Languages: English, Spanish
The Mohawk Valley Resource Center for Refugees (MVRCR) assists refugees and immigrants, and individuals with limited English proficiency. MVRCR is partially accredited by the US Department of Justice and thereby authorized to represent clients before US Citizenship and Immigration Services and to complete immigration forms on clients’ behalf. MVRCR provides advocacy, counseling, information, processing, and referrals for citizenship and immigration issues. It has a refugee resettlement program in Utica that has resettled more than 15,000 individuals in the city since 1981.
The organization also provides interpretation and translation services and training in cultural competency (for interactions involving health care, education, government services, and more).
MVRCR seeks to help its clients achieve independence and self-sufficiency.
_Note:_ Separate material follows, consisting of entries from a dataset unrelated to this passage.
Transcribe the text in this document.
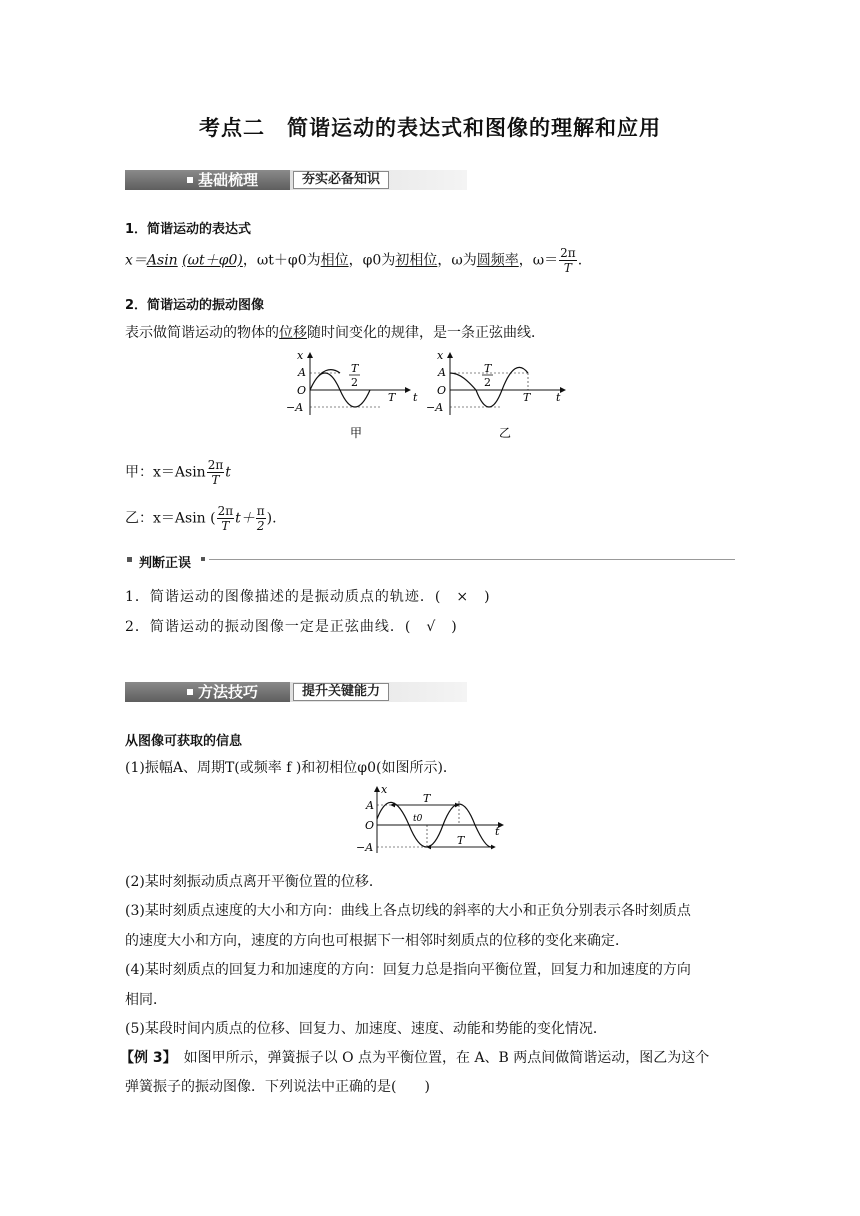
考点二　简谐运动的表达式和图像的理解和应用
基础梳理	夯实必备知识
1．简谐运动的表达式
x＝Asin (ωt＋φ0)，ωt＋φ0为相位，φ0为初相位，ω为圆频率，$\omega= \frac{2\pi}{T}$ .
2．简谐运动的振动图像
表示做简谐运动的物体的位移随时间变化的规律，是一条正弦曲线．
x
A
O
−A
T
2
T t
甲
x
A
O
−A
T
2
T t
乙
甲：$x=Asin \frac{2\pi}{T}$ t
乙：x＝Asin ( $\frac{2\pi}{T} t+ \frac{\pi}{2}$ ).
判断正误
1．简谐运动的图像描述的是振动质点的轨迹．(　×　)
2．简谐运动的振动图像一定是正弦曲线．(　√　)
方法技巧	提升关键能力
从图像可获取的信息
(1)振幅A、周期T(或频率 f )和初相位φ0(如图所示)．
x
A
O
−A
T
T
t0
t
(2)某时刻振动质点离开平衡位置的位移．
(3)某时刻质点速度的大小和方向：曲线上各点切线的斜率的大小和正负分别表示各时刻质点
的速度大小和方向，速度的方向也可根据下一相邻时刻质点的位移的变化来确定．
(4)某时刻质点的回复力和加速度的方向：回复力总是指向平衡位置，回复力和加速度的方向
相同．
(5)某段时间内质点的位移、回复力、加速度、速度、动能和势能的变化情况．
【例 3】　如图甲所示，弹簧振子以 O 点为平衡位置，在 A、B 两点间做简谐运动，图乙为这个
弹簧振子的振动图像．下列说法中正确的是(　　)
Vive is a program of Jericho Road Community Health Center, a nonprofit organization with no connection to the U.S. government. Vive provides shelter and assistance to refugees seeking asylum in Canada. The organization assists adults and families who have an anchor relative in Canada, and unaccompanied minors with parental permission but without anchor relatives, in obtaining asylum. Vive schedules appointments and interviews with the Canada Border Services Agency and houses refugees who are waiting for those appointments or interviews.
Vive charges $100 per week, a fee that includes registration, housing, meals, and access to medical care, legal services, and Wi-Fi. For taxi services to and from appointments with Canadian Border services, Vive charges $30 on the day of the appointment or interview.
The website provides a list of suggested documents, contains special information for children, and explains who Canada considers to be an “anchor relative” for purposes of asylum.